March 26, 2007

The not-drowned Lady of Riga

The aprocryphal Protoevangelium of St. James (ca. 150AD) is one of the earliest -maybe the oldest- texts claiming the perpetual virginity of Mary. The Nativity taking place in a cave, which has survived until now, is also depicted there, among many other stories concerning the Holy Family. One of these stories, namely the Trial of the bitter water occurs there.

The Trial of the bitter water is based upon Numbers 5:11. The Torah prescribes a woman under suspicion of adultery to drink water bittered with pulver of the temple. If she were guilty, her thighs would rot and her womb swell; in case of innocence, she won't even notice the bitterness of the water.

According to the Protoevangelium of St. James Mary undergoes such a Trial to dismiss gossips and accusations. Mary is found obviously and miracously not guilty.

(The only plastic art work I know depicting this Trial is a fresco in Castelseprio, although it was a common theme among misteries, theater and to some extent literature pieces, for example the N-town Pageant series, a 15th century English manuscript.)

A variation of this trial emerged in the Middle Ages: the Trial by water. Women under witchery suspicion were trown to the water, because there was the belief that witches could float. If it occured the woman to float, then she was found guilty and executed. If she were innocent, she would very sadly die by drowning.

When the Hanseatic League waned, Riga became the aim of many religious aspirations. The Reformation succeed in 1522. Two years later, a popular and venerated statue of Mary was denounced as a witch, so she underwent the Trial of water. As the statue floated on the river Daugava, perhaps because it was made of wood, she was found guilty. So she was taken out and burned in Kubsberg.

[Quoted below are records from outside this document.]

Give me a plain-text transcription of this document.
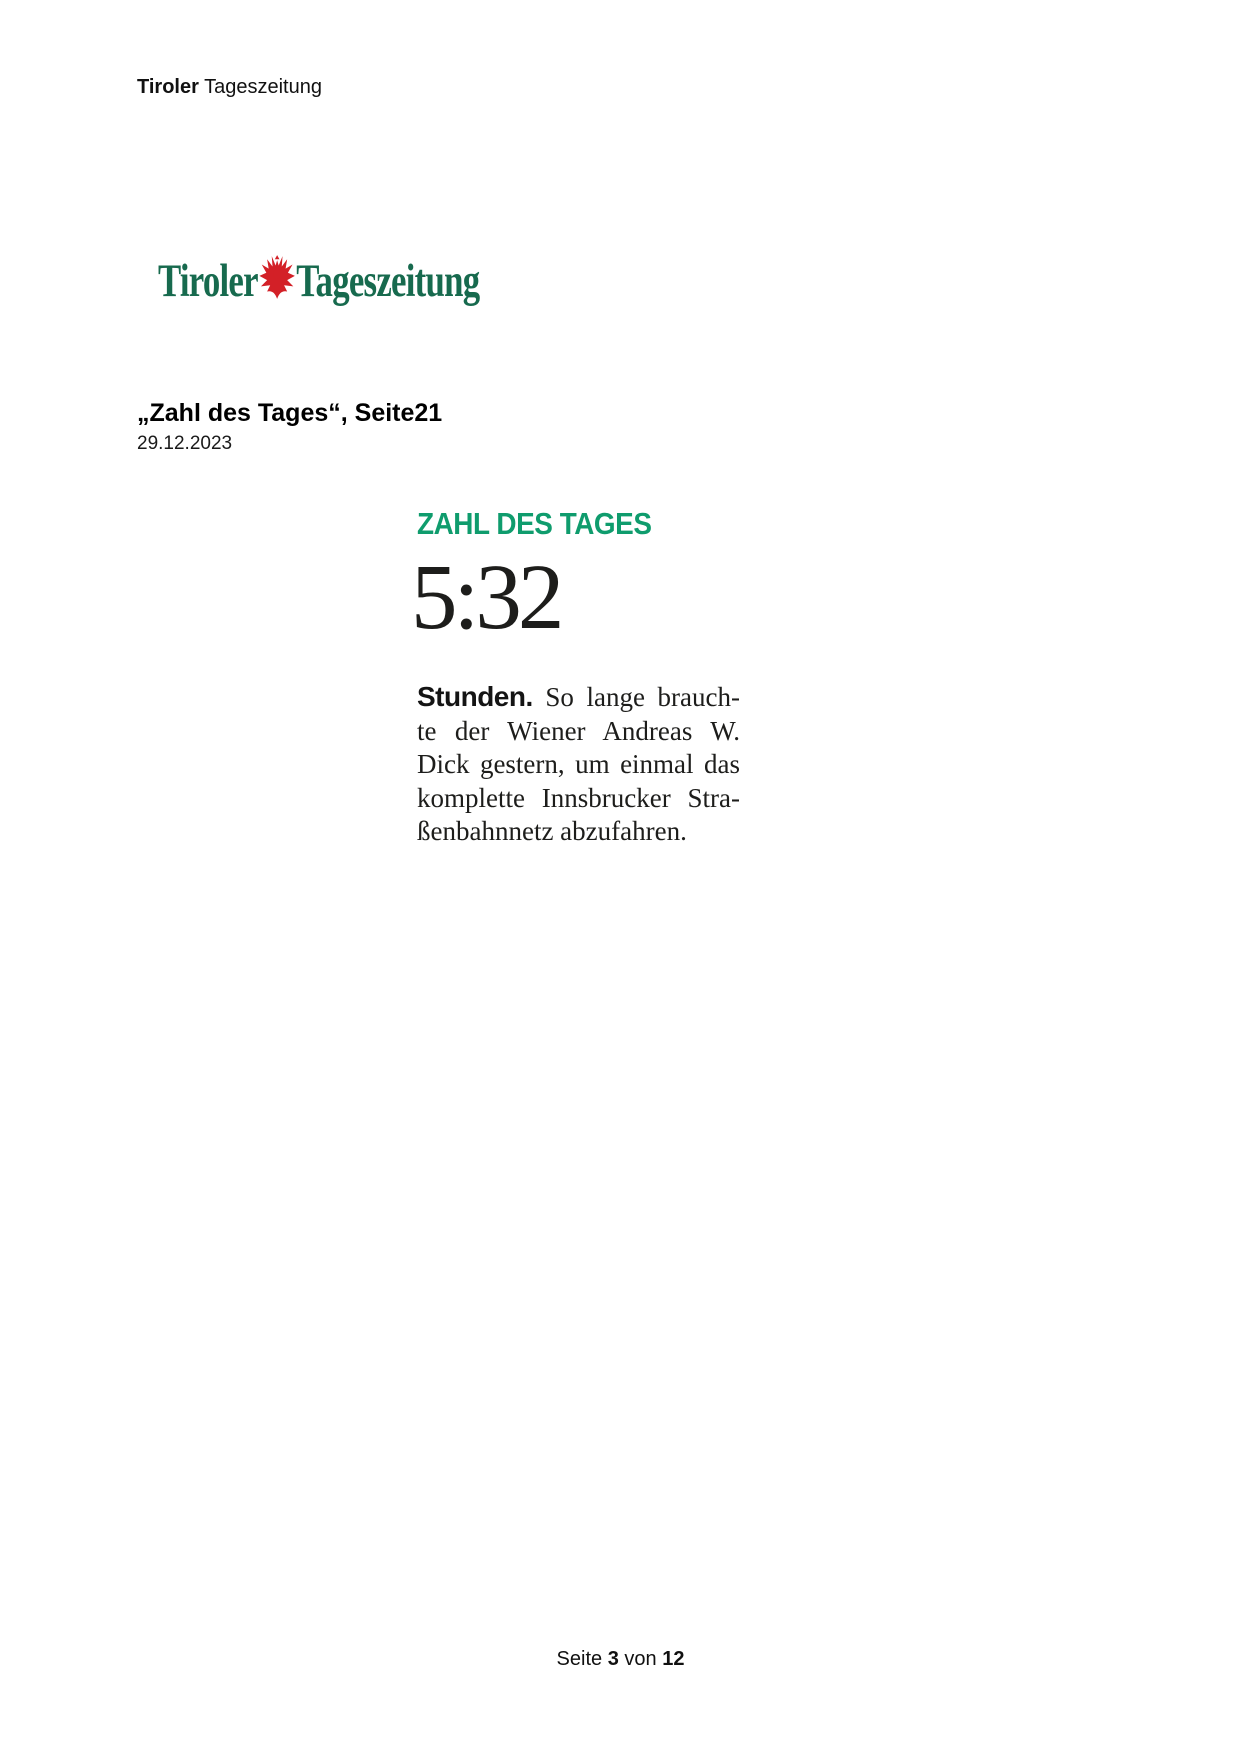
Tiroler Tageszeitung
Tiroler Tageszeitung
„Zahl des Tages“, Seite21
29.12.2023
ZAHL DES TAGES
5:32
Stunden. So lange brauch-
te der Wiener Andreas W.
Dick gestern, um einmal das
komplette Innsbrucker Stra-
ßenbahnnetz abzufahren.
Seite 3 von 12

Personally I would rather have prefered the statue sinking and me going to Riga, scuba-diving in the Daugava, and founding the already deteriorated statue. Unfortunately this is never going to happen. Despite this perhaps is Riga still worth a visit...


Anonymous said...

You know,Enrique,the biggest worth to visite Riga is to see,meet and to feel close live subject,flesh,circulation of blood,metathesis of warm...look of buoyant butterfly...only of this reason(for You) is worth to visite Riga...,but if you want to see wooden dolls or big,moraly empties(without people it is like that)boxes of bricks,than choose other direction!
So think,come and find me!

Marce said...

"obviously and miraculously" seems to hide an incongruency... oder?

Enrique G de la G said...

I would rather say, it is an oxymoron and an irony (at least it was so intended).